Hausse du prix des loyers ?

Plutôt que l’augmentation prévue de 5 % des salaires, il y a eu une augmentation de 3,5 % au cours d’une année.

Le gouvernement annoncera lundi 27 juin que les augmentations de salaire seront plafonnées à 3% jusqu’en juin 2023. Autrement dit, même si l’Indice de Référence du Travail (IRL) affiche un taux supérieur à cela, le taux d’augmentation de les salaires ne peuvent excéder 3 %.

Rappelons que l’IRL permet aux propriétaires dépositaires d’augmenter le salaire de leurs locataires une fois par an, à la date anniversaire de la signature de la caution. Étant donné que le taux d’inflation est calculé comme la moyenne au cours des 12 derniers mois des variations des prix des biens de consommation autres que le tabac et des salaires, il est raisonnable de supposer qu’avec le taux d’inflation actuel, la variation annuelle serait nettement supérieure à la actuel 3,5%.

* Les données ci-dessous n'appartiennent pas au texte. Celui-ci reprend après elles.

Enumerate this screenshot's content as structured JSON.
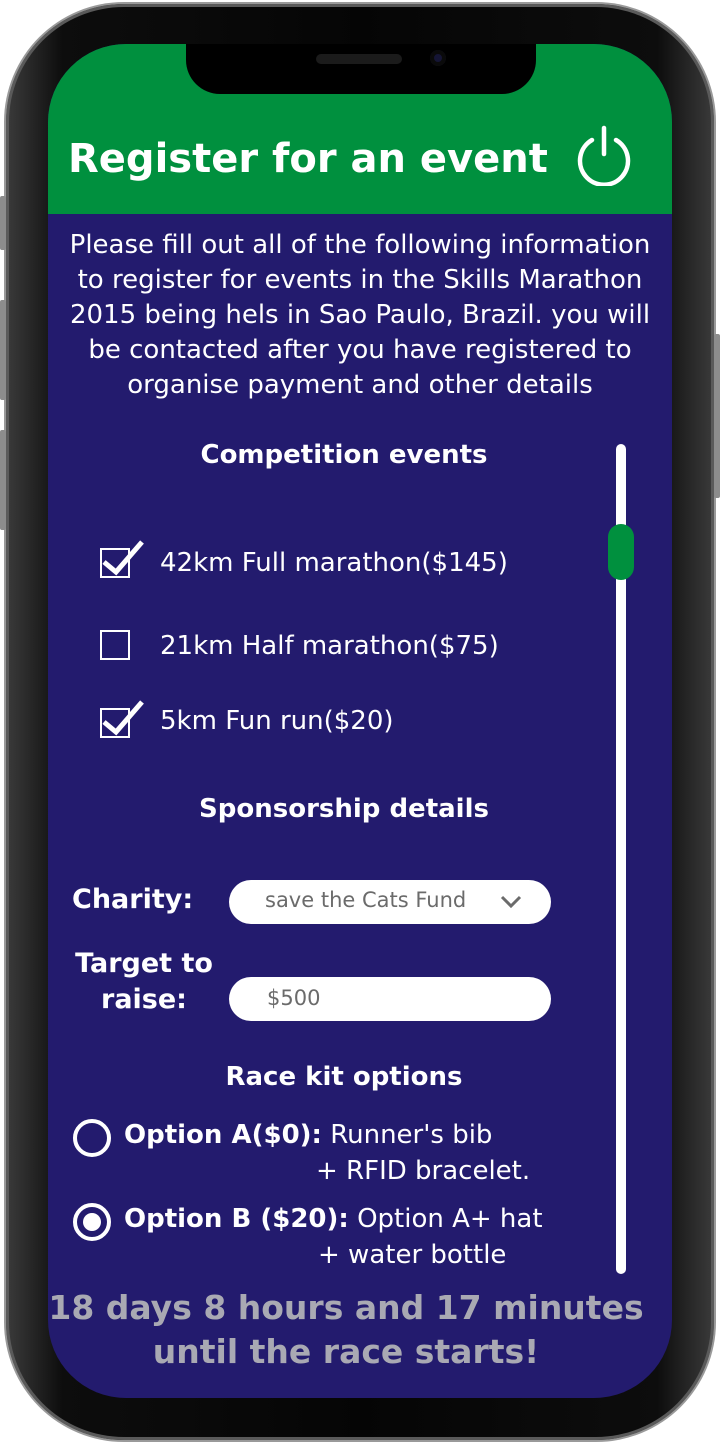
{
  "header": {
    "title": "Register for an event",
    "power_icon": "power-icon"
  },
  "intro": {
    "lines": [
      "Please fill out all of the following information",
      "to register for events in the Skills Marathon",
      "2015 being hels in Sao Paulo, Brazil. you will",
      "be contacted after you have registered to",
      "organise payment and other details"
    ]
  },
  "competition": {
    "heading": "Competition events",
    "events": [
      {
        "label": "42km Full marathon($145)",
        "checked": true
      },
      {
        "label": "21km Half marathon($75)",
        "checked": false
      },
      {
        "label": "5km Fun run($20)",
        "checked": true
      }
    ]
  },
  "sponsorship": {
    "heading": "Sponsorship details",
    "charity_label": "Charity:",
    "charity_value": "save the Cats Fund",
    "target_label_line1": "Target to",
    "target_label_line2": "raise:",
    "target_value": "$500"
  },
  "race_kit": {
    "heading": "Race kit options",
    "options": [
      {
        "name": "Option A($0):",
        "desc_line1": "Runner's bib",
        "desc_line2": "+ RFID bracelet.",
        "selected": false
      },
      {
        "name": "Option B ($20):",
        "desc_line1": "Option A+ hat",
        "desc_line2": "+ water bottle",
        "selected": true
      }
    ]
  },
  "countdown": {
    "line1": "18 days 8 hours and 17 minutes",
    "line2": "until the race starts!"
  },
  "colors": {
    "header_green": "#00903e",
    "background_navy": "#231b6e",
    "countdown_gray": "#a9a9b3"
  }
}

Depuis la fin de l’année 2021, une obligation IRL est en place. Par exemple, l’indice du premier trimestre de l’année 2022 a augmenté de 2,48 % par rapport au premier trimestre de 2021. L’augmentation équivaut à environ 15 euros pour un salaire de 600 euros. De plus, cela représente une augmentation de +1,61% par rapport au trimestre précédent. Par rapport au premier trimestre 2020, la variation n’était que de 0,09 % au premier trimestre 2021. (source : INSEE).
En accord avec les propriétaires fonciers, les huissiers et les groupements de quartier, le gouvernement a décidé de plafonner cette augmentation en prévision d’une inflation équivalente à environ 5 % et d’une « flambée des salaires ». Ce « bouclier loyer », dans la lignée du « bouclier énergétique », entend lutter contre cette inflation persistante.

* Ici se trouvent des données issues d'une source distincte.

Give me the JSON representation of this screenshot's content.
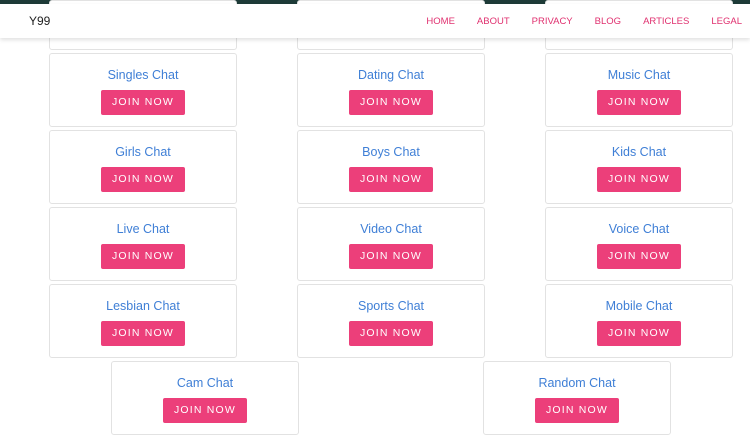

Le ministre français de l’Economie, des Finances et de la Réconciliation, Bruno Le Maire, a prédit que les niveaux d’inflation pourraient monter à +6%. Le bouclier empêchera toute augmentation par rapport au taux fixé par l’État s’il est maintenu pendant un an.

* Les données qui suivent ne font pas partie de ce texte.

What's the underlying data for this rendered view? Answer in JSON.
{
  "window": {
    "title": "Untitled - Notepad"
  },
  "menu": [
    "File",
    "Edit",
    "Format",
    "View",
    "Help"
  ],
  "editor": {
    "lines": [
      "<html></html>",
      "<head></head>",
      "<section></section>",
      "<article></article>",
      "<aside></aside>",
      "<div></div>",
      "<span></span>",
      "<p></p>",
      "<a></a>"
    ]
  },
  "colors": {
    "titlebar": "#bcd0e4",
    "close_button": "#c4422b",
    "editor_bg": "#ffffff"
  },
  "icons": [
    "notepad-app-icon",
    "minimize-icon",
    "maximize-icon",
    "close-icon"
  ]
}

Si la demande de l’association CLCV pour une augmentation de salaire à compter du 1er juillet n’aboutit pas, une augmentation de salaire pour une année entière a été acceptée.

Cette augmentation mesurée aura également pour effet de restreindre le pouvoir d’achat des propriétaires, tandis que les habitants verront augmenter de 3,5 % la valeur de leur aide individualisée au logement (APL).

3,5 % d’APL supplémentaires sont versés.

L’objectif de Bruno Le Maire, qui a annoncé une augmentation de 3,5% des APL pour compenser la hausse des salaires, est de « protéger ceux qui ont le plus de difficultés : les ménages, les jeunes et les familles qui en ont le plus besoin ».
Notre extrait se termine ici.